In this ad, Proctor & Gamble (which acquired Gillette in 2005) changed the company’s slogan from “The best a man can get” to “The best men can be.” This ad, say experts, is the new ideological direction of future advertising and perhaps of American capitalism itself.

But what would King Gillette, who founded the American Safety Razor Company in 1901, think of such advertising if he were here today? Surprisingly, he might like it.

Gillette was a utopian and a socialist. In 1894 he wrote a book, “The Human Drift,” proposing that all industry be controlled by a single public-owned corporation. In his vision of the socially-engineered future, everyone in America would live in a city called Metropolis, powered by electrical current from turbines at Niagara Falls. Gillette expanded this idea in 1910 in his book “World Corporation,” and in 1924 in “The People’s Corporation,” which he co-authored with fellow socialist Upton Sinclair.

Safety razors made Gillette a wealthy capitalist, but ideas of how to create a socialist future were what filled his dreams.
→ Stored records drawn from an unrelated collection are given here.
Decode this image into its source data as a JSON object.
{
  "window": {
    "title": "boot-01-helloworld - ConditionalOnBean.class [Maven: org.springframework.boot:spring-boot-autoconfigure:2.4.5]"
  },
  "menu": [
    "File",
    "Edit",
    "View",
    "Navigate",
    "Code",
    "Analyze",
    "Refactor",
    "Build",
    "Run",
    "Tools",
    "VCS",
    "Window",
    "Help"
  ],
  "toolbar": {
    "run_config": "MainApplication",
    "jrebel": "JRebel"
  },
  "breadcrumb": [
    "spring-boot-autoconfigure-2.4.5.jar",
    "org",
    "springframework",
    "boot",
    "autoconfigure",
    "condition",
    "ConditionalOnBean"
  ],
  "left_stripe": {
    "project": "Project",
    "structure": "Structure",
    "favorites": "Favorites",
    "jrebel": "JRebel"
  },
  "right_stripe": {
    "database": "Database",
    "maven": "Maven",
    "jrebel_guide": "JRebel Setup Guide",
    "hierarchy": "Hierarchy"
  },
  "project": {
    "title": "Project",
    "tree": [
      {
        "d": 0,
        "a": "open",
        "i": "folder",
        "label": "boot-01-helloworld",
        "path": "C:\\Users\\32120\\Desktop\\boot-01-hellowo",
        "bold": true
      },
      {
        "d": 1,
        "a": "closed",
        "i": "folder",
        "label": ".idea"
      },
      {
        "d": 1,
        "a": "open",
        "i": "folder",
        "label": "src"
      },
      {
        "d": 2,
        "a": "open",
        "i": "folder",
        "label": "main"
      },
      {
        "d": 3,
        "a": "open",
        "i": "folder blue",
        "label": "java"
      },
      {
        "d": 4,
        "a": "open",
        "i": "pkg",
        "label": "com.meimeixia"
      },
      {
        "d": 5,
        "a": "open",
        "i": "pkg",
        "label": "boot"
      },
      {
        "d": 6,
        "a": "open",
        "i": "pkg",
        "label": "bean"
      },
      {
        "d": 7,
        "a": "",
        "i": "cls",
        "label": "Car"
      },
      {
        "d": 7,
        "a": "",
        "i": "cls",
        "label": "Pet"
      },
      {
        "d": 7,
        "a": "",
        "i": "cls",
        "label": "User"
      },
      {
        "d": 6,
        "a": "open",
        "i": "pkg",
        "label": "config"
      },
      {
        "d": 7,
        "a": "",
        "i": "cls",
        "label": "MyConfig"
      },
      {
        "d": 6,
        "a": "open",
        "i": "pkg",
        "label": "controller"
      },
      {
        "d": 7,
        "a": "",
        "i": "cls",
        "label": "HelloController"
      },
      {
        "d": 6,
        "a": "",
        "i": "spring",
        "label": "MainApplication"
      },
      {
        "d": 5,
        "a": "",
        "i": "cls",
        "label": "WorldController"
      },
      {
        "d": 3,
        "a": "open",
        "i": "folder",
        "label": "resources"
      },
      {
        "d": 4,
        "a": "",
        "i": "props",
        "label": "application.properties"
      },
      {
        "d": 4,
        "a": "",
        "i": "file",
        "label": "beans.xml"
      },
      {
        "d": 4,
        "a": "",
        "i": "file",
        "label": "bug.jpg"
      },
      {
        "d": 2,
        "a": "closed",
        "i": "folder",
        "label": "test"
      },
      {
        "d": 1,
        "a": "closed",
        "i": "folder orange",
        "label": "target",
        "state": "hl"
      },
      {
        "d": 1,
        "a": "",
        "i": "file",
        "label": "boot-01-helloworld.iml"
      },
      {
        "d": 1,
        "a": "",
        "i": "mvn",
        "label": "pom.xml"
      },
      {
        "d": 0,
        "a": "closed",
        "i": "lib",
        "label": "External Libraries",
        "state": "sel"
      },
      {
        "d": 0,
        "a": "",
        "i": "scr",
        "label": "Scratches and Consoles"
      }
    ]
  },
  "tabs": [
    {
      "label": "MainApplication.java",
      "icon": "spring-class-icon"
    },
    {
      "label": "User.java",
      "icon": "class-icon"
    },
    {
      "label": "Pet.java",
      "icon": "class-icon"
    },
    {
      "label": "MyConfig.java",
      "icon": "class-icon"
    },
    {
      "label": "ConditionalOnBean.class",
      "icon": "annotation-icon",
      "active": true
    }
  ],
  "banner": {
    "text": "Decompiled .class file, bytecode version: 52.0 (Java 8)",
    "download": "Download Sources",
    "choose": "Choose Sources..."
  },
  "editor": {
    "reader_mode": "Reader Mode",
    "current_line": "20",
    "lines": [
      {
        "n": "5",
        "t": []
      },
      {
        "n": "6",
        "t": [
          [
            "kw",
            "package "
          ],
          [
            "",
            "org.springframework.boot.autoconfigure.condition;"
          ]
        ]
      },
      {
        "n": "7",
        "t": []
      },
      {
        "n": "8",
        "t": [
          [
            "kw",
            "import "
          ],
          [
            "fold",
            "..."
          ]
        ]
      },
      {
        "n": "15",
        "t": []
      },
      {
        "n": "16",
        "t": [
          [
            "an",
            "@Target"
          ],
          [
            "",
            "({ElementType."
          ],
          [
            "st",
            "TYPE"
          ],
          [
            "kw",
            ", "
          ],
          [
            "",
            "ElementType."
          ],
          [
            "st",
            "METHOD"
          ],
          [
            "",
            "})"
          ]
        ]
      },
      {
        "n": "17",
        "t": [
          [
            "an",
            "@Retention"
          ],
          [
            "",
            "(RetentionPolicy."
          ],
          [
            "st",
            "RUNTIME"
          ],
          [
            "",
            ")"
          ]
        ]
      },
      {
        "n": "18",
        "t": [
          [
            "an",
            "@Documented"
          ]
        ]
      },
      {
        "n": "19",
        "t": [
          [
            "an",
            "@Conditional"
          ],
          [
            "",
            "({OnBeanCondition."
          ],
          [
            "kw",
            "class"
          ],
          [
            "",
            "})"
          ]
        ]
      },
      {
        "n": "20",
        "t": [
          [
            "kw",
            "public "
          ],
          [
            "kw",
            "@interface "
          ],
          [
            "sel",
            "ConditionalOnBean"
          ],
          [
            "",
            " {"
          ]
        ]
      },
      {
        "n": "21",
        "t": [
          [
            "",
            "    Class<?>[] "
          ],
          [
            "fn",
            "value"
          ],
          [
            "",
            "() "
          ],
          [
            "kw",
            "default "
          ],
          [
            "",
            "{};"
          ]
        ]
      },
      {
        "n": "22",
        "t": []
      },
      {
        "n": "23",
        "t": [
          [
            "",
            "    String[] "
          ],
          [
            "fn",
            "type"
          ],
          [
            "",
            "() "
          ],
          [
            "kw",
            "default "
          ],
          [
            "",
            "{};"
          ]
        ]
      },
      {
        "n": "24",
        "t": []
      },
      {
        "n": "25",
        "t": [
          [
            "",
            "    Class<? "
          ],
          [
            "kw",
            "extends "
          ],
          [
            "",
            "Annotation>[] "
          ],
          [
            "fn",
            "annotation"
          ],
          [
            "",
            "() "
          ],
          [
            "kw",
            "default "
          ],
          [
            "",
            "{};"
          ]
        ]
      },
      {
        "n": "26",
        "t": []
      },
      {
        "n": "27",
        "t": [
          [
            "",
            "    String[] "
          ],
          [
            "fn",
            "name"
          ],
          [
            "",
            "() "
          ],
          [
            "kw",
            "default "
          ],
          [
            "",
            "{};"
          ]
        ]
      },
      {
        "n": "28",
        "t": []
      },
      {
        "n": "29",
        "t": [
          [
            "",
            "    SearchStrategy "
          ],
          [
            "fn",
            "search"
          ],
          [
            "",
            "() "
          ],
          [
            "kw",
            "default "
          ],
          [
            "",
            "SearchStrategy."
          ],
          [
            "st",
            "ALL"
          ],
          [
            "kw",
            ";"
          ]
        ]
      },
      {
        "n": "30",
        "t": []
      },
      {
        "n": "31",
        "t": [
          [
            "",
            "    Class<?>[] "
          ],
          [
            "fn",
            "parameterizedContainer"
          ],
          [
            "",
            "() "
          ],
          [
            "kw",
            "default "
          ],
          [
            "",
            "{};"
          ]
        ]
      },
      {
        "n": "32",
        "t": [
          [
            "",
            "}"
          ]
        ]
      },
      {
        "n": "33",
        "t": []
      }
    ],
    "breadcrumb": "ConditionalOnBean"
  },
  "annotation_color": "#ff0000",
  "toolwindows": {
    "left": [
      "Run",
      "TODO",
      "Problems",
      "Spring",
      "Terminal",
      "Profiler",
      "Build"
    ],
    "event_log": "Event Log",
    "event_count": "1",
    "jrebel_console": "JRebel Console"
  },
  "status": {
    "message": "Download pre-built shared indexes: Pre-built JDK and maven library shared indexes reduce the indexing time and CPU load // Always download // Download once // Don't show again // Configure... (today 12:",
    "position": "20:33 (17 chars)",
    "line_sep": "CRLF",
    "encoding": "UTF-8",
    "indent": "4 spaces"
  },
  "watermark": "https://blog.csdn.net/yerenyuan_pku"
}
And, ironically, in doing this ad, Proctor & Gamble may have had similar considerations.

A decade ago, Gillette controlled roughly 70 percent of the market in razors, but in 2018 its market share had fallen below 50 percent. This ad, said marketing expert Allen Adamson, was a “Hail Mary” pass to win young Millennial and Generation Z customer brand loyalty against a rising tide of competitors. These rivals include successful small razor makers and Schick, which now sells a less expensive replacement cartridge for Gillette razors.

The logic of business used to be to avoid saying anything that might offend the customer, who is “always right.” The new advertising readily gambles with offending customers who are right, because young people who are making lifetime preferred-brand decisions hold views on the left.
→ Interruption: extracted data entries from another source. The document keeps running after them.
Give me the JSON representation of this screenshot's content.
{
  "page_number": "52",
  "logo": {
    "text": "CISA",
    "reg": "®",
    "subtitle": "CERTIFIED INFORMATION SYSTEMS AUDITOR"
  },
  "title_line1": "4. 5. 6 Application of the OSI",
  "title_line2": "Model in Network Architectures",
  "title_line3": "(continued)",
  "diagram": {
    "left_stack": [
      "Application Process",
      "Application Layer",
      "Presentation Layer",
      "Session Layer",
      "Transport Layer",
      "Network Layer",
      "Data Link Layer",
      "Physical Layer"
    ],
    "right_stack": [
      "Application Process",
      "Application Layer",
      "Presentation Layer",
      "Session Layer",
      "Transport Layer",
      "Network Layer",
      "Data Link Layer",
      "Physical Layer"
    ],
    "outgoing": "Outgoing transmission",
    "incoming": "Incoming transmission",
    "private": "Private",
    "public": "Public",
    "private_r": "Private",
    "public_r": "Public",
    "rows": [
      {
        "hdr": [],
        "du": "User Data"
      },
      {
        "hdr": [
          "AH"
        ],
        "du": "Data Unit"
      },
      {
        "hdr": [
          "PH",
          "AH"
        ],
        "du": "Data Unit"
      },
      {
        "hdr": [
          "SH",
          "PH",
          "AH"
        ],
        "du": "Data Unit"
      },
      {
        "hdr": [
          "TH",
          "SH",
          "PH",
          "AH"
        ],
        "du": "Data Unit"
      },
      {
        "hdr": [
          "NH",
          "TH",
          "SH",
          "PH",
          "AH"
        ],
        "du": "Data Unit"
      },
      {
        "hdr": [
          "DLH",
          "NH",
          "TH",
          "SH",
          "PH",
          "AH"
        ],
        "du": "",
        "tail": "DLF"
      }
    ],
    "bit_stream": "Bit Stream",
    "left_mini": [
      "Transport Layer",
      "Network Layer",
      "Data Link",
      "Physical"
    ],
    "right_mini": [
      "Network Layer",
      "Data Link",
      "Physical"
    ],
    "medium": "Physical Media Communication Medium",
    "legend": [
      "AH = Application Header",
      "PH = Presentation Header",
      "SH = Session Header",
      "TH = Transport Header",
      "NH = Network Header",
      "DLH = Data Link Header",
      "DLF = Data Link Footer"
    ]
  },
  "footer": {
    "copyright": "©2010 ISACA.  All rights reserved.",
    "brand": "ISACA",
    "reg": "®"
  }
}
“The intention was not to be political at all,” Gillette’s North America brand director Pankaj Bhalla told the Atlantic magazine. Companies, according to Bhalla, “feel pressure from Millennial and Gen Z shoppers to step beyond the bounds of straightforward consumer-product marketing.”

“I think it is important to stand for more than the product’s benefit that you provide,” adds Bhalla, “and I think that’s the expectation of our younger audiences.”

In other words, everything is becoming politicized, so what a company says must be political or ideological, too. This may alienate older customers, but it will win a lifetime of loyalty from young ones.

“As trust goes down in institutions, people are looking for somebody to step up to the plate,” according to Peggy Simcic Bronn of the Norwegian Business School in Oslo. “[G]overnmental institutions, which we depend on to address bad things, they’re not doing it. So who’s left to do it? That’s business.”

“Commercial life is so much a part of the cultural landscape, compared to 20 or 30 years ago,” Tulin Erdem of New York University told the Atlantic. “Given that fact, and given that Millennials are looking for meaning, if you put the two together, I think that’s why we’re seeing [ads such as Gillette’s].” The younger generations, writes the Atlantic, now see “a leadership void left by ineffectual government and cultural leaders.” These young buyers react positively when companies fill this social void by taking strong left-of-center positions as advocates for social justice.

To older observers, capitalist companies embracing socialist progressive ideology seems suicidal. As the founder of the late Soviet Union, Vladimir Lenin, said: “We will hang the last capitalist with a rope sold to us by a capitalist.” Businesses during the 1960s profitably sold young radicals buttons that read: “Down with Capitalism!”

Most of those Sixties radicals went on to become capitalists. Will the same be true of Millennials and Generation Z, a large share of whom reportedly love more government – and even outright socialism? Will these men even shave, much less use Gillette razors? Nearly a third of Millennials, up to age 34, still live in Mom and Dad’s basement – with little sign of getting a job, buying a home, getting married and having babies.

Or was Proctor & Gamble’s attack on “toxic masculinity” designed to sell more overpriced pink razors to women? Its undermining of masculinity may continue America’s rapidly-declining sperm, testosterone and fertility levels and cost P&G more in lost Pampers diaper sales.